In fact, upon returning home, we noted that the coronation seemed more a thing with the U.S. media: from CBS News’ breathless report on whether Meghan will attend the ceremony (she won’t), to Fox News’ disclosure of Tom Cruise’s ties to the royals, to The Washington Post’s exclusive on how to make the royal quiche. I mean, isn’t this why we rebelled against England?

Edward Elgar may have composed “Pomp and Circumstance,” but it is surprising how little enthusiasm there seemed to be when Britain has seen nothing like it in 70 years, longer than the average Briton has been alive.

Perhaps the ennui can be explained because spending an estimated 100 million taxpayer pounds seems like the royal scepter’s poke in the eye to commoners now coping with the highest inflation rate in 40 years. Anecdotally, many immigrants, disgusted with the high prices and taxes, as well as the government’s inability to ease the burden, plan to abandon Britain and return home. “I’ve been here 22 years,” Tabor, an Uber driver told us one evening, “and this is the worst I’ve ever seen. I will be returning to Romania in July.”

Nevertheless, with days to go before the festivities, including a national day off on Monday, May 8, maybe the enthusiasm is growing. I will at least record the four-hour TV show since I’ve never seen a coronation (although I expect to see another in my lifetime, considering Charles, at 74, is the oldest British monarch at ascension). But will fewer Britons care when heir apparent Prince William, whose approval rating is 10 points higher than his sire, ascends to the throne?
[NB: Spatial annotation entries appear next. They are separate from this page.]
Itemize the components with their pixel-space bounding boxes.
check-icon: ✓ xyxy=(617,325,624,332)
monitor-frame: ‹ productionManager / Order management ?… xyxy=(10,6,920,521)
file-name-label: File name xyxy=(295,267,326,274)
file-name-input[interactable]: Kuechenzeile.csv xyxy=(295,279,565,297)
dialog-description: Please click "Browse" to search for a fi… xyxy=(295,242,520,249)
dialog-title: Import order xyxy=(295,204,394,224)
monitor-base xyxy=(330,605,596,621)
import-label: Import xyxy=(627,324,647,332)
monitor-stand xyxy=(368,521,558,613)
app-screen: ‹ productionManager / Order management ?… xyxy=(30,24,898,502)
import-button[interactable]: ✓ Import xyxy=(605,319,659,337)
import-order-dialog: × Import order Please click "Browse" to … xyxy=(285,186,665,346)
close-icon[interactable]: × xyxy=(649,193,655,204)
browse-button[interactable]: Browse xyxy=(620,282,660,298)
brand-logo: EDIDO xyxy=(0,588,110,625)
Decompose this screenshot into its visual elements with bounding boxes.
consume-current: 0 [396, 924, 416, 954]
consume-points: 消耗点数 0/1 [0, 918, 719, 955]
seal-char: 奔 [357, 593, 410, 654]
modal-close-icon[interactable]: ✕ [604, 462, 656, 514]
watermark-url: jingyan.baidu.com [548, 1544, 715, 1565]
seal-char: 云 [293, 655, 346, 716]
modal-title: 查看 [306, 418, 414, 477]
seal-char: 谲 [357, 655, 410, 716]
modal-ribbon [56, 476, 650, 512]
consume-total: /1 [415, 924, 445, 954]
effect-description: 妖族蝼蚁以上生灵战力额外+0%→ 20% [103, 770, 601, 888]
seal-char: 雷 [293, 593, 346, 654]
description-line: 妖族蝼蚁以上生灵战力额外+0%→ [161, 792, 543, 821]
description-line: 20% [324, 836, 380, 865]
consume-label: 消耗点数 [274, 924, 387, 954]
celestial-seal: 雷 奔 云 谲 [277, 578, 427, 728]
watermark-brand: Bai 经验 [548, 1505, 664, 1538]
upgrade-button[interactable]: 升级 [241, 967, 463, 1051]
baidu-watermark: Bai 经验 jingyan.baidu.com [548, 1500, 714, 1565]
In the latest survey by the UK’s National Centre for Social Research, 45 percent considered the monarchy not very important or even worthy of abolition.

Between the COVID-19 pandemic, the awakening to its sordid reputation as a brutal colonizer, and the social and economic repercussions of Brexit, it hasn’t been, as native son Charles Dickens famously described, “the best of times” for Britain. Those planning this gaudy celebration of arguably anachronistic royalty are hoping to impress upon the British public that these are hardly “the worst of times.”

If the folks across the pond need a unifying event, they could do worse than the many antiquity-swaddled trappings of coronation. At the very least, they can take satisfaction that the chairs in their flats are probably far more comfortable than the one King Charles will need to sit in. It’s 723 years old.